Our final destination of Day One was the Smurfs Village, which, aptly as it turned out, is a little light on rides. With its mushroom-capped houses and friendly blue-skinned characters this was my son’s happiest place on Earth. Indeed, he literally could have stayed at the Woodland Play Park forever. But it was way past his bedtime and we were famished so after a quick bite at Ecco Pizza & Pasta on the cobbled streets of the Riverland’s peninsula, we called it a day.
Day two started off with one of the loudest and most chaotic breakfast buffets I’ve ever seen, a stark reminder of why family destinations can be insufferable. But once free from that nightmare, we headed to Legoland for a morning at the water park and an afternoon at their neighbouring theme park. The water park was fantastic fun, especially for younger ones. We began with an exercise of building our own Lego rafts and testing them on the lazy river (none survived). Then we steadily got more and more ambitious in terms of the slides we’d attempt. In the end my son’s favourite was the Lego Slide Racers that allows six people to race side by side on mats (although the wet playground of Duplo Splash Safari and the Build-A-Lego-Boat were close runners-up).
After a quick change, we traipsed over to the dry Legoland and its amazing mini-land, in which all the local sights have been recreated in Lego form, including the Burj Al Arab, the Burj Khalifa and the Sheikh Zayed Grand Mosque.
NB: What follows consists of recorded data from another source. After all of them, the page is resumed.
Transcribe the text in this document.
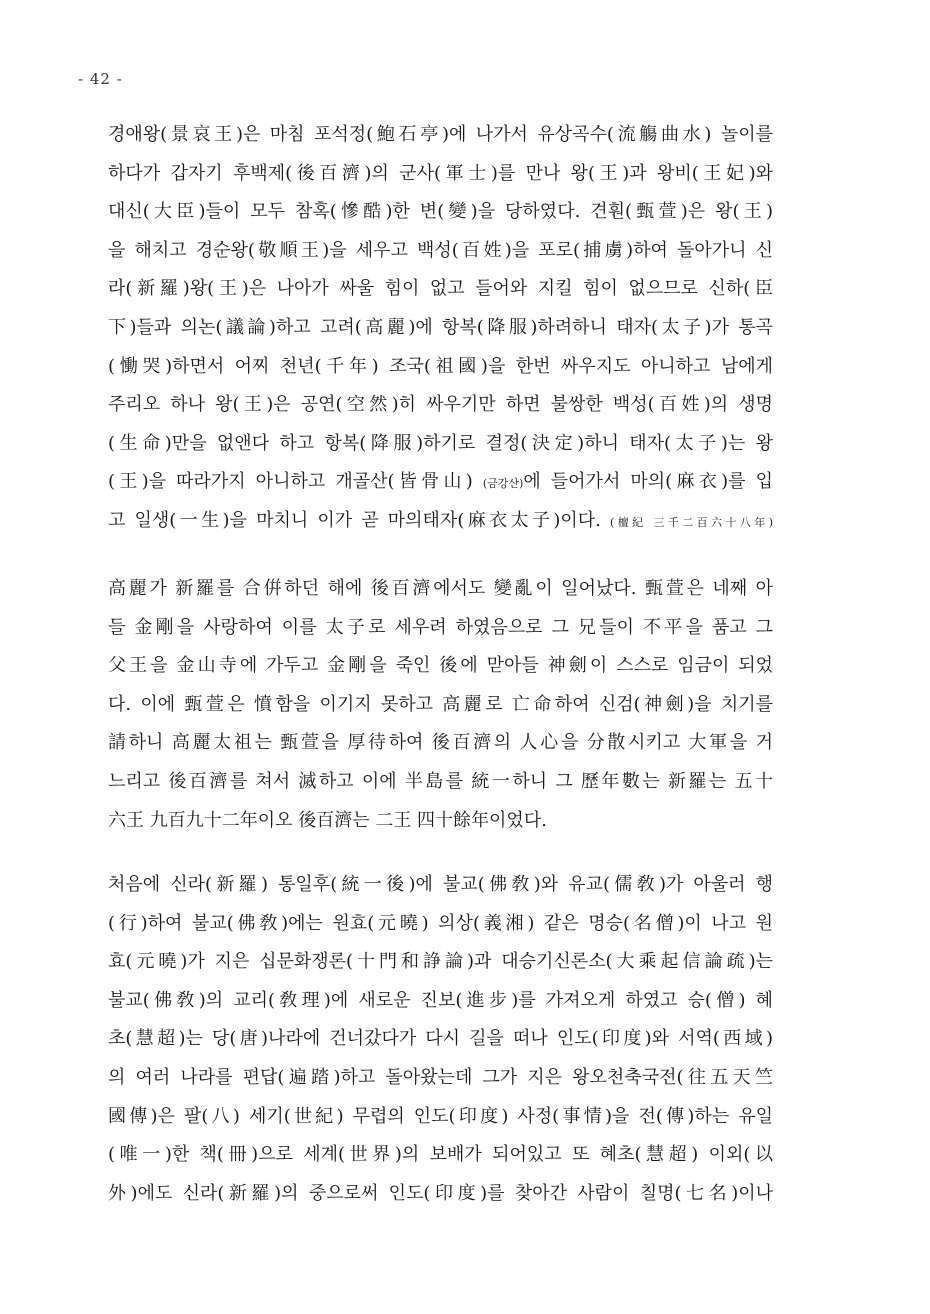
- 42 -
경애왕(景哀王)은 마침 포석정(鮑石亭)에 나가서 유상곡수(流觴曲水) 놀이를
하다가 갑자기 후백제(後百濟)의 군사(軍士)를 만나 왕(王)과 왕비(王妃)와
대신(大臣)들이 모두 참혹(慘酷)한 변(變)을 당하였다. 견훤(甄萱)은 왕(王)
을 해치고 경순왕(敬順王)을 세우고 백성(百姓)을 포로(捕虜)하여 돌아가니 신
라(新羅)왕(王)은 나아가 싸울 힘이 없고 들어와 지킬 힘이 없으므로 신하(臣
下)들과 의논(議論)하고 고려(高麗)에 항복(降服)하려하니 태자(太子)가 통곡
(慟哭)하면서 어찌 천년(千年) 조국(祖國)을 한번 싸우지도 아니하고 남에게
주리오 하나 왕(王)은 공연(空然)히 싸우기만 하면 불쌍한 백성(百姓)의 생명
(生命)만을 없앤다 하고 항복(降服)하기로 결정(決定)하니 태자(太子)는 왕
(王)을 따라가지 아니하고 개골산(皆骨山) (금강산)에 들어가서 마의(麻衣)를 입
고 일생(一生)을 마치니 이가 곧 마의태자(麻衣太子)이다. (檀紀 三千二百六十八年)
高麗가 新羅를 合倂하던 해에 後百濟에서도 變亂이 일어났다. 甄萱은 네째 아
들 金剛을 사랑하여 이를 太子로 세우려 하였음으로 그 兄들이 不平을 품고 그
父王을 金山寺에 가두고 金剛을 죽인 後에 맏아들 神劍이 스스로 임금이 되었
다. 이에 甄萱은 憤함을 이기지 못하고 高麗로 亡命하여 신검(神劍)을 치기를
請하니 高麗太祖는 甄萱을 厚待하여 後百濟의 人心을 分散시키고 大軍을 거
느리고 後百濟를 쳐서 滅하고 이에 半島를 統一하니 그 歷年數는 新羅는 五十
六王 九百九十二年이오 後百濟는 二王 四十餘年이었다.
처음에 신라(新羅) 통일후(統一後)에 불교(佛敎)와 유교(儒敎)가 아울러 행
(行)하여 불교(佛敎)에는 원효(元曉) 의상(義湘) 같은 명승(名僧)이 나고 원
효(元曉)가 지은 십문화쟁론(十門和諍論)과 대승기신론소(大乘起信論疏)는
불교(佛敎)의 교리(敎理)에 새로운 진보(進步)를 가져오게 하였고 승(僧) 혜
초(慧超)는 당(唐)나라에 건너갔다가 다시 길을 떠나 인도(印度)와 서역(西域)
의 여러 나라를 편답(遍踏)하고 돌아왔는데 그가 지은 왕오천축국전(往五天竺
國傳)은 팔(八) 세기(世紀) 무렵의 인도(印度) 사정(事情)을 전(傳)하는 유일
(唯一)한 책(冊)으로 세계(世界)의 보배가 되어있고 또 혜초(慧超) 이외(以
外)에도 신라(新羅)의 중으로써 인도(印度)를 찾아간 사람이 칠명(七名)이나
The park itself has over 40 rides, shows and attractions and for my five-year-old Lego-loving son, it was magical, especially the Driving School and the Boating School.
Once again it was hard peeling him away at the end of the day, and if it wasn’t for the call of an empty stomach, we might never had succeeded. In the end, it was another late night but with the relief that we did not have far to go to get him to bed.
We never made it to Lionsgate nor even to Bollywood Parks, but truthfully, two days were more than enough for all of us. Sure, it was exhausting but the mere fact that we never came close to any frayed nerves and barely encountered a queue makes Dubai Parks & Resorts a top family destination in our book, and really, a very smart parents’ choice.